The Olympic rings standing in front of the Olympic Stadium in Tokyo on July 20, 2021 ahead of the Tokyo 2020 Olympic Games.
BEHROUZ MEHRI | AFP | Getty Images
The International Olympic Committee struck its first global e-commerce deal on Thursday, partnering with Florida-based sports company Fanatics.
The revenue-sharing agreement gives Fanatics a percentage of sales from Olympics merchandise and extends to the 2028 Summer Games in Los Angeles. The agreement, however, will not include sales from the 2022 Winter Olympics in Beijing because China has a separate e-commerce deal with Alibaba.

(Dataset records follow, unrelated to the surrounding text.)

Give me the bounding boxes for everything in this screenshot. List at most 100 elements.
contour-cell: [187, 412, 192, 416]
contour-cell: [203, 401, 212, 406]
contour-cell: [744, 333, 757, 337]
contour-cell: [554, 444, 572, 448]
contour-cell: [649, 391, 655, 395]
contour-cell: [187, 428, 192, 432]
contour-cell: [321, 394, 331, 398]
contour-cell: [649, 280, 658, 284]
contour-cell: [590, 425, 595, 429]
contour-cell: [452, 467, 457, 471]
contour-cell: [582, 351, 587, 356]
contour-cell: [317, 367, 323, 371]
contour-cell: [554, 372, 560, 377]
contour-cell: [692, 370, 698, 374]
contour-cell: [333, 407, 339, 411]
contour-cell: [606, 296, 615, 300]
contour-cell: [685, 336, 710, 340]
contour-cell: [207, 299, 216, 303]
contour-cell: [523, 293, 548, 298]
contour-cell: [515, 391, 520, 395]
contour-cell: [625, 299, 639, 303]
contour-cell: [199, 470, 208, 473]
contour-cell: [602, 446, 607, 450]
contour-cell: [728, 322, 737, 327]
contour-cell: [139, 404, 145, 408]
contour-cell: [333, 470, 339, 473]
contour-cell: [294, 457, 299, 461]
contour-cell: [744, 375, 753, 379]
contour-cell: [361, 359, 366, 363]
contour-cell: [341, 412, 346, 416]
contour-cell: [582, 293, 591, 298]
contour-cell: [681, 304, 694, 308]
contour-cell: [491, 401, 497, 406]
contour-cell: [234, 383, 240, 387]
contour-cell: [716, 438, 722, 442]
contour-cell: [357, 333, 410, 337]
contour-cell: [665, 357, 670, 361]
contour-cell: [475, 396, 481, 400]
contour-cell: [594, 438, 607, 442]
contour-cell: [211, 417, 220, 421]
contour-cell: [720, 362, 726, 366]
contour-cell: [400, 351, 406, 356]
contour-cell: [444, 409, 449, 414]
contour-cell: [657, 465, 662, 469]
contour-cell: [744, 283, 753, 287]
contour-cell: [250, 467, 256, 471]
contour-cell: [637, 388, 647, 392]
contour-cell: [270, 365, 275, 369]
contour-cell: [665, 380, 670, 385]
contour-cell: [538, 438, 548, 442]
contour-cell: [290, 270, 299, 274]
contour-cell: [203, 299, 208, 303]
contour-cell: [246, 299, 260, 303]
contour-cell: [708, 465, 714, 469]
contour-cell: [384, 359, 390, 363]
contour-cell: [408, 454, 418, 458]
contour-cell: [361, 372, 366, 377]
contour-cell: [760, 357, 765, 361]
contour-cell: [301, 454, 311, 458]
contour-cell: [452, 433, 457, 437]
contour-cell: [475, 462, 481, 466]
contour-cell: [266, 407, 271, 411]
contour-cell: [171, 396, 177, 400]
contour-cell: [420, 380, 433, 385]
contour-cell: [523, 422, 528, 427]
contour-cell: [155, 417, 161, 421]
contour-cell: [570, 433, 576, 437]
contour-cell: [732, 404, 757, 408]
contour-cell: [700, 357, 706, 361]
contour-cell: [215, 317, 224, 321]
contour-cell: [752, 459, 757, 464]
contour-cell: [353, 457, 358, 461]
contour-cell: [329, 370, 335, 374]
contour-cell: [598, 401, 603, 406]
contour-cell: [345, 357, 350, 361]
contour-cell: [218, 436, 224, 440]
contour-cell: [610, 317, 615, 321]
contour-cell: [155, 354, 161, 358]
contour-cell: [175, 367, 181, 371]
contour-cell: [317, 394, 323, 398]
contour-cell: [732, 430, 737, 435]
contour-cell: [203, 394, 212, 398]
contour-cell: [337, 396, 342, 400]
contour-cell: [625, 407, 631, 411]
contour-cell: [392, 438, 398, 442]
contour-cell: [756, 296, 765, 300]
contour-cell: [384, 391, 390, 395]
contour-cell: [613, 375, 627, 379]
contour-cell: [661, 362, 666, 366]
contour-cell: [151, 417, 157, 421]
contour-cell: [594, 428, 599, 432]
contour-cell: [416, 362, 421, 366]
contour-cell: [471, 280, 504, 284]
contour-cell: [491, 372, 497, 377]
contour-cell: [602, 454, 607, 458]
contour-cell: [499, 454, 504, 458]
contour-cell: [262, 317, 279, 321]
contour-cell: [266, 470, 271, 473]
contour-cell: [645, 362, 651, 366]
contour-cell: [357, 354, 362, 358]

Fanatics will make items tied to past and future Olympic Games and it has already started producing items around the 2024 Summer Games in Paris. The company also gets manufacturing rights to make and sell Olympic rings.
Financial terms of the pact weren’t disclosed, and Fanatics didn’t offer estimates as to how much it could profit from the IOC agreement.
“This is an exciting launch for us, as fans from an increasing number of territories will be able to purchase official Olympic merchandising and connect with the magic of the Olympic Games ahead of each edition,” IOC television and marketing executive Timo Lumme said in a statement. “We are looking forward to collaborating on this new shop with the Organising Committees of Paris 2024, Milano Cortina 2026 and LA28,” he added.
Fanatics already held Team USA’s e-commerce rights via a deal with the United States Olympic Committee. The IOC deal should align it with more revenue, especially around the 2028 Summer Games in the U.S.
Bronze medallist Simone Biles of the United States poses in front of the Olympic rings at the Tokyo 2020 Olympics, Women’s Beam Medal Ceremony, Ariake Gymnastics Centre, Tokyo, Japan, August 3, 2021.
Mike Blake | Reuters
It’s unclear what the IOC generated from merchandise sales for the pandemic-impacted Tokyo Games this past summer.
But to paint a picture of the revenue that could be available to Fanatics, organizers projected $100 million from selling licensed products around the 2020 Olympics. For the 2016 Games in Brazil, officials initially estimated more than $400 million in sales. And the 2002 Winter Games – the last Olympic games held in the states – generated $500 million in gross retail sales for licensed products, according to the Salt Lake Organizing Committee.
Fanatics plans to leverage a heritage line that offers apparel, souvenirs, and other merchandise around previous Olympic games, including the 1996 Olympics in Atlanta. And the company’s “Olympic Collection” will target younger consumers with toys and sports equipment products. The collections are available domestically, in Mexico, and in European countries, including the United Kingdom and Switzerland.
The IOC pact also helps strengthen Fanatics’ economic moat. The company is valued at $18 billion after chairman Michael Rubin lured investors, including Japan-based SoftBank, to pump money into the e-commerce giant.
In 2021, Fanatics started a non-fungible token (NFT) company valued at $1.5 billion. Fanatics also said its trading card company is worth $10 billion. It took over just about all of Major League Baseball’s e-commerce rights and aligned with America’s team with the Dallas Cowboys’ e-commerce rights.
Fanatics also has operations in the world’s second-largest economy China. That division is a joint venture with investment firm Hillhouse Capital, an Asia-focused private equity fund with companies in Asia’s e-commerce and retail sectors.
Fanatics estimates it will surpass $3 billion in sales this year and plans to leverage its over 80 million user base to grow future digital offerings including sports betting.
Disclosure: CNBC parent NBCUniversal owns NBC Sports and NBC Olympics. NBC Olympics is the U.S. broadcast rights holder to all Summer and Winter Games through 2032.